An incurable flea market scavenger, I trawl the world's antique shows, garage and yard sales, architectural salvage warehouses, estate sales, and junkyards in search of items with "good bones" on which I can impose an imaginative new purpose. My "finds" provide the raw material for these playful flights of fancy.

A dentist’s tool cabinet used to organize kitchen utensils, an antique truck bumper with functional headlights above a boy's bed, a huge wooden mold for an industrial cog as a funky playroom table… the possibilities are endless when you think outside the box.
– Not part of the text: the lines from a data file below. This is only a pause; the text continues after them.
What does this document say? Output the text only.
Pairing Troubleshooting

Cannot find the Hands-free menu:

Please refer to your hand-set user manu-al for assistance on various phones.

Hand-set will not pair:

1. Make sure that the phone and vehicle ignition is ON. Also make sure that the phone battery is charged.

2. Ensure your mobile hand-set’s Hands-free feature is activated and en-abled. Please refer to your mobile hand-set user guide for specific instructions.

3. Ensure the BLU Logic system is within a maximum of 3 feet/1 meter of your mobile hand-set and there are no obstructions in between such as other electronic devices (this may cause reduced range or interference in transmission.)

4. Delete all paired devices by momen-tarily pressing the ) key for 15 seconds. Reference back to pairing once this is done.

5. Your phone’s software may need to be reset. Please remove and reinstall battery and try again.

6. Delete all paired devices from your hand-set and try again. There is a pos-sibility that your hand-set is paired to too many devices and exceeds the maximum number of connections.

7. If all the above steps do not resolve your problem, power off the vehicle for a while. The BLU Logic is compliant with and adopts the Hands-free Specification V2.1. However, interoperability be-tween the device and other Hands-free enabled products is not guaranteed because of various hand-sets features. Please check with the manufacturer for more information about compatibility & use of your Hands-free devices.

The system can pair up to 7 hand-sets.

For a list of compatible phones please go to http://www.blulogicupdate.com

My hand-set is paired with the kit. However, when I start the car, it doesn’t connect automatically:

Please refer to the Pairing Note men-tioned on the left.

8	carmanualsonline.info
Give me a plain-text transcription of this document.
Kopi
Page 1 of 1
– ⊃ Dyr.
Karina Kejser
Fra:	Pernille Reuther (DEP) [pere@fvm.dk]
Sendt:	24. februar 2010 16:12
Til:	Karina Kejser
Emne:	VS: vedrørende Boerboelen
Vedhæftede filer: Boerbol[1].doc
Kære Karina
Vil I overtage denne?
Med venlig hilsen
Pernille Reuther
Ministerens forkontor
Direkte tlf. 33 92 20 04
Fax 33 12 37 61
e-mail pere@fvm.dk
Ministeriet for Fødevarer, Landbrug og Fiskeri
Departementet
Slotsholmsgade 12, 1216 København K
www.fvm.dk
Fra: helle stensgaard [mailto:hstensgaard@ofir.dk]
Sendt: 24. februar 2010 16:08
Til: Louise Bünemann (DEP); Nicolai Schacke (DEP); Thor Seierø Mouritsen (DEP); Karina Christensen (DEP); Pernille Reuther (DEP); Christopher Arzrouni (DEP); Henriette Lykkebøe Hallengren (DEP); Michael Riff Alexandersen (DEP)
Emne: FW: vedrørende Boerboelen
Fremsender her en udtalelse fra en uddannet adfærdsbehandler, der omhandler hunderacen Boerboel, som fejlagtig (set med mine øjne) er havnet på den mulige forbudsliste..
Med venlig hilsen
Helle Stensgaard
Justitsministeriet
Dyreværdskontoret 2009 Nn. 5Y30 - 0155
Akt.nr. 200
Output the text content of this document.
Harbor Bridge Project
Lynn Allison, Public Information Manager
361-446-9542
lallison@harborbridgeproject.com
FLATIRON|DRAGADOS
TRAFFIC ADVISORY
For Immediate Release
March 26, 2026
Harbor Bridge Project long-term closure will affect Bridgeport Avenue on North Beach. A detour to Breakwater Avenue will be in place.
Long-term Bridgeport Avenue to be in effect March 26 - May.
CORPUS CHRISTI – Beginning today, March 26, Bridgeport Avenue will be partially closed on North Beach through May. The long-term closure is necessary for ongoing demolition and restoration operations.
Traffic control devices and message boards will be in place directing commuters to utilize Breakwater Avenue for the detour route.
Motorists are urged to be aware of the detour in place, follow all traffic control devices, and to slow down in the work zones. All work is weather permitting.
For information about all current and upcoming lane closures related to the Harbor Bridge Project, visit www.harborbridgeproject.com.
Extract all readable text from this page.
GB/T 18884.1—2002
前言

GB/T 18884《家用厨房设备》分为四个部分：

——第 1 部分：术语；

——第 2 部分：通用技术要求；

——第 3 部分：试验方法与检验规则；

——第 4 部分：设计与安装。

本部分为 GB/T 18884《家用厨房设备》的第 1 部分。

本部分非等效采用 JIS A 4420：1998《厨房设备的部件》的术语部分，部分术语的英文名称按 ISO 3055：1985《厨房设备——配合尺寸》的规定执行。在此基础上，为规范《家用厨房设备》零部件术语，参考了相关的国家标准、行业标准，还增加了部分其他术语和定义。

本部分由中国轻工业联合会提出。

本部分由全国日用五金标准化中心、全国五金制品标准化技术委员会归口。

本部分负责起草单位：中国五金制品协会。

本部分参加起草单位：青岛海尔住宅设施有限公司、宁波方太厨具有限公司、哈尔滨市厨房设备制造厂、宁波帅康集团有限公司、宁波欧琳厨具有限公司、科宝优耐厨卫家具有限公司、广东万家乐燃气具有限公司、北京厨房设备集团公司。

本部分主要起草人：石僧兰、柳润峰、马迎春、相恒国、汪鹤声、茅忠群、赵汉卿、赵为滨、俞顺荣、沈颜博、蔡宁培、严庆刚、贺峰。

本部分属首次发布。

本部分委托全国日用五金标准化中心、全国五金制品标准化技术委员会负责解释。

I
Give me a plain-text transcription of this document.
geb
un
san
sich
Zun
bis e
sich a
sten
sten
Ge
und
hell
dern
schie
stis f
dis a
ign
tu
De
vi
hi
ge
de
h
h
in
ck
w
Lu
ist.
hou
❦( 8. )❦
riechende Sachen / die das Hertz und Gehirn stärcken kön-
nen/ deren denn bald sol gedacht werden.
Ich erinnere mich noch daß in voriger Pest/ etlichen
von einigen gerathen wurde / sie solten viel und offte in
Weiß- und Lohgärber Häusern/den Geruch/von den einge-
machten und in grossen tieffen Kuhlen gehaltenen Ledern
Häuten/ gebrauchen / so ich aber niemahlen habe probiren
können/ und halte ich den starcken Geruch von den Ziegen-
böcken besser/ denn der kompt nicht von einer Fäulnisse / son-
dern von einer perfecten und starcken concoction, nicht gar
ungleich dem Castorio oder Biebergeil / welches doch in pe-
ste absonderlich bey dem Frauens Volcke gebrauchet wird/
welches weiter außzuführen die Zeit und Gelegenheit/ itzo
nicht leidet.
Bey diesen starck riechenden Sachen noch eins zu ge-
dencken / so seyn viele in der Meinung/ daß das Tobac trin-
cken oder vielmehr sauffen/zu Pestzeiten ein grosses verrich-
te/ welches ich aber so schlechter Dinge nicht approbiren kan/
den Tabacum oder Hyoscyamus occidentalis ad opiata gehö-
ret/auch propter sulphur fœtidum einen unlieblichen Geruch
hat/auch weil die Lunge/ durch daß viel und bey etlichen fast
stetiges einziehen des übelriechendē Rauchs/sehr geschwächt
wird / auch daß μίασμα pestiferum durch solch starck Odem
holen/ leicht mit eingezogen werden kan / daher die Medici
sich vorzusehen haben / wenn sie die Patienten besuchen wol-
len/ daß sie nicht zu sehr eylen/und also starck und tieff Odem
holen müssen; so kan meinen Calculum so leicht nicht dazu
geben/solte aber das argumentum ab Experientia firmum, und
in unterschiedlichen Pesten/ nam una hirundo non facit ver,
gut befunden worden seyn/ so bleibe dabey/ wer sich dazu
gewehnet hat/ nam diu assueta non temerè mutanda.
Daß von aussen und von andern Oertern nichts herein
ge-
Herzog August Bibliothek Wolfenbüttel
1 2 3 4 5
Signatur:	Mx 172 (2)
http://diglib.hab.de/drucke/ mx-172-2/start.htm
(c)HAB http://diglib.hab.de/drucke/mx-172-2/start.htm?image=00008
Here are a few more examples of adaptive misuse in my designs:

  • The pinnacle from above the door of a Gothic Revival house is stripped of its protective tar, re-glued, re-finished, and upholstered as a dramatic headboard.
  • An antique bronze bank table now divides a living room and dining room, and serves as the buffet. Napkins and silver are stored in the bronze cubbys.
  • The hands of a four-foot diameter French enamel clock face are outfitted with hooks for towels in a small powder room. The dramatic and unexpected change of scale with the towels “melting” on the hooks is reminiscent of Salvador Dali.
Corrugated aluminum and tile inset in a faux-concrete wall.
Coffee table: former life as a New Orleans fence.
Headboard was a pinnacle above the doorway of a Gothic Revival house.
Coffee table was a wood mold for an industrial cog. Artwork on wall: printing plates from old record albums.